If you have not learned how to play Oware you are in in for a treat. It is a game with simple rules and complex strategies. Oware is a Mancala style game that is very popular in Ghana and parts of the Caribbean. So whether you play with a friend, online, or in one of the international tournaments, it is time to try Oware.
How to play
•Players place 4 stones in each of the 12 pits of the board.
•To decide who goes first, one player holds a seed in there fist. If the opponent correctly guesses which fist holds the seed, the opponent starts.
•The players take turns taking all the seeds from a pit in the row nearest to him or her, and start to drop one seed at a time into the neighboring pits in a counter clockwise direction all the way around the board until they run out of seeds.
•When a player picks a pit with so many seeds that he or she an complete a full lap around the boar, the original pit is skipped and the stone is played in the next pit. This means that the pit the player took the seeds from remains empty at the end of the turn.

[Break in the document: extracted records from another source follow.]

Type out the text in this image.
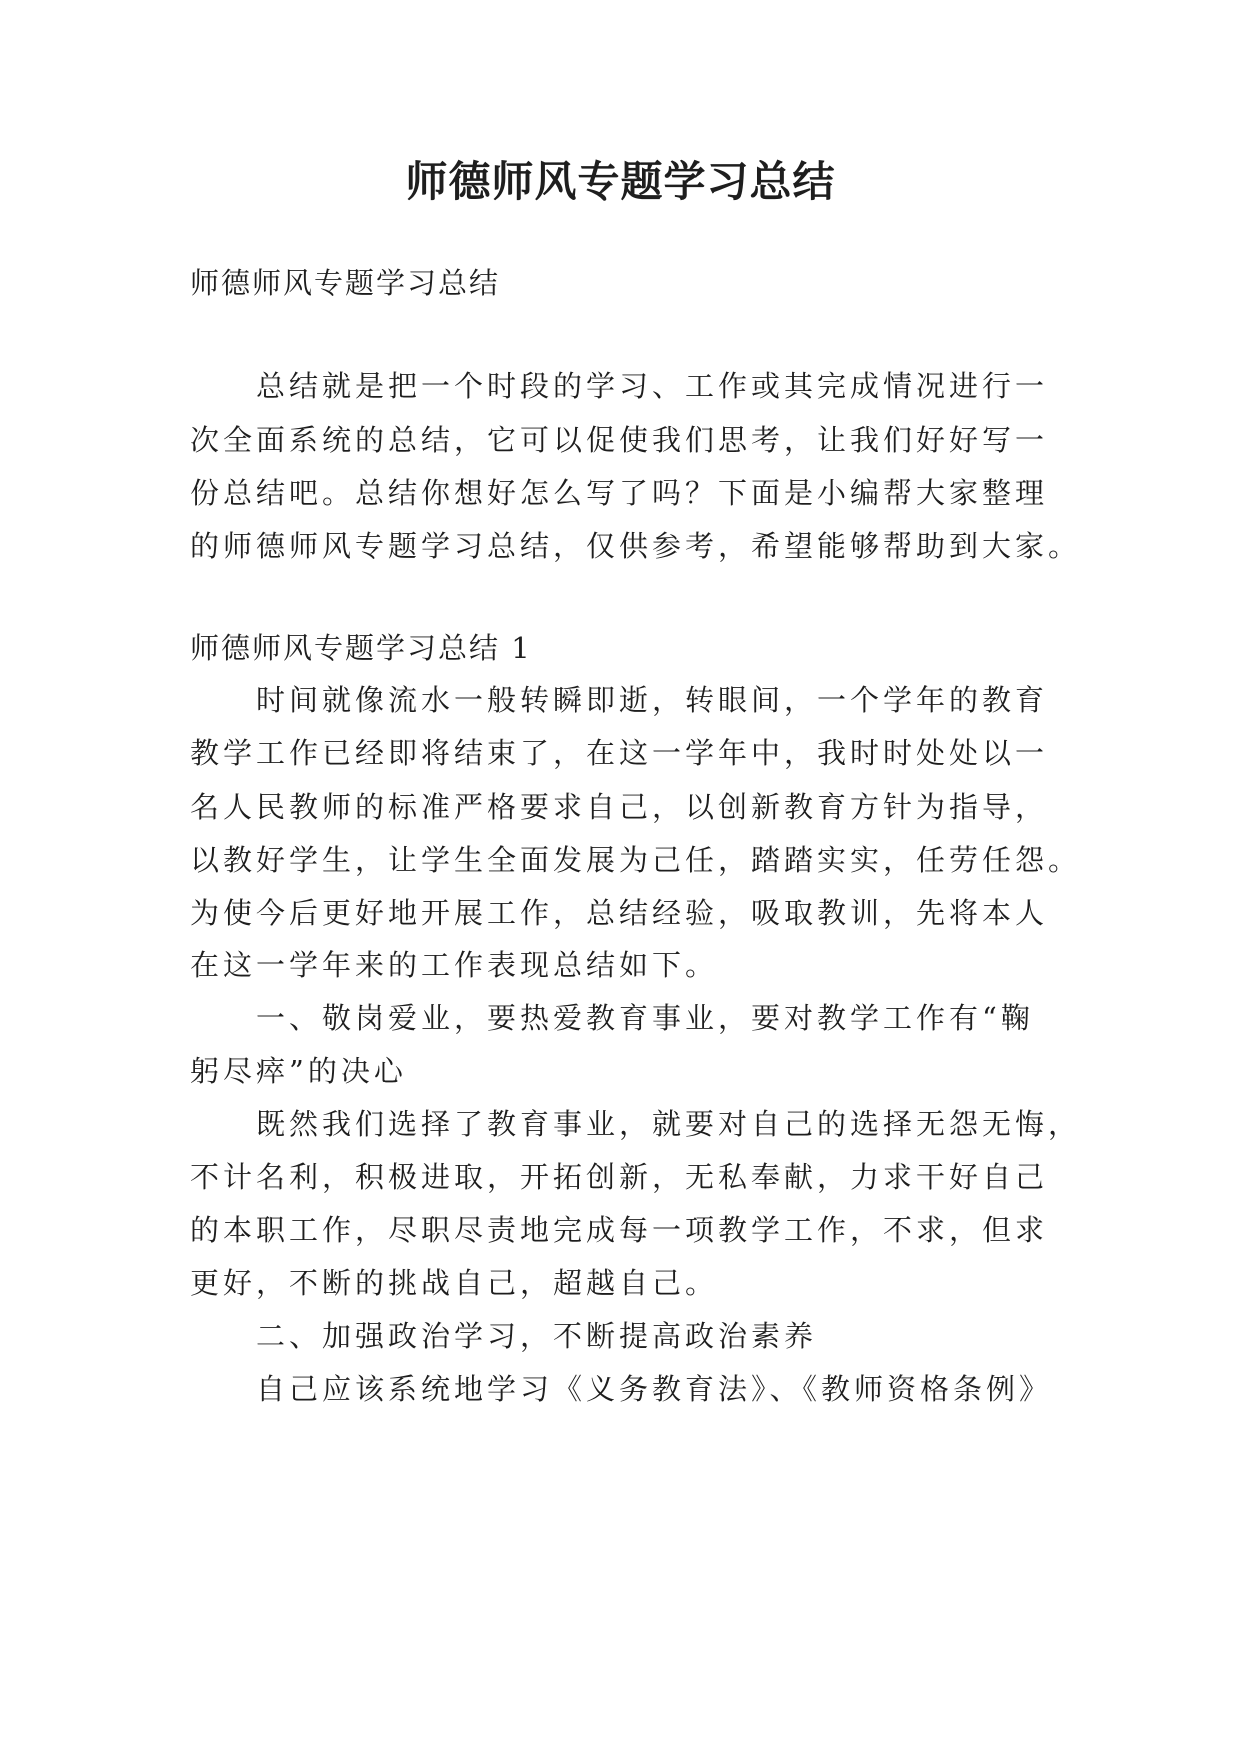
师德师风专题学习总结

师德师风专题学习总结

总结就是把一个时段的学习、工作或其完成情况进行一

次全面系统的总结，它可以促使我们思考，让我们好好写一

份总结吧。总结你想好怎么写了吗？下面是小编帮大家整理

的师德师风专题学习总结，仅供参考，希望能够帮助到大家。

师德师风专题学习总结 1

时间就像流水一般转瞬即逝，转眼间，一个学年的教育

教学工作已经即将结束了，在这一学年中，我时时处处以一

名人民教师的标准严格要求自己，以创新教育方针为指导，

以教好学生，让学生全面发展为己任，踏踏实实，任劳任怨。

为使今后更好地开展工作，总结经验，吸取教训，先将本人

在这一学年来的工作表现总结如下。

一、敬岗爱业，要热爱教育事业，要对教学工作有“鞠

躬尽瘁”的决心

既然我们选择了教育事业，就要对自己的选择无怨无悔，

不计名利，积极进取，开拓创新，无私奉献，力求干好自己

的本职工作，尽职尽责地完成每一项教学工作，不求，但求

更好，不断的挑战自己，超越自己。

二、加强政治学习，不断提高政治素养

自己应该系统地学习《义务教育法》、《教师资格条例》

•If the last seed is sown in the opponent’s row ( the row closest to the opponent)and that pit now has 2 or 3 stones, those stones are captured. If the pit that immediately precedes it also contains 2 or 3 stones, these stones are also captured and so on until a pit is reached that does not contain 2 or 3 seeds or the end of the opponent’s row is reached.
•If a player cannot play because all six pits are empty, the game ends and all the seeds on the other side of the board are captured by the other player. However, if the opponent’s pits are all empty at the end of his turn the other player must play so that at least one stone is sown onto the opponent’s side of the board if possible.
•A player may capture all the opponents stones thus leaving the player with no move and therefore also capturing all the remaining stones in the there row.
•The player that captures twenty five stones is the winner.
•The game is drawn if both players accumulate 24 seeds or very occasionally in a stalemate situation when it becomes clear that the last remaining seeds are just being moved around the board with no chance of capturing.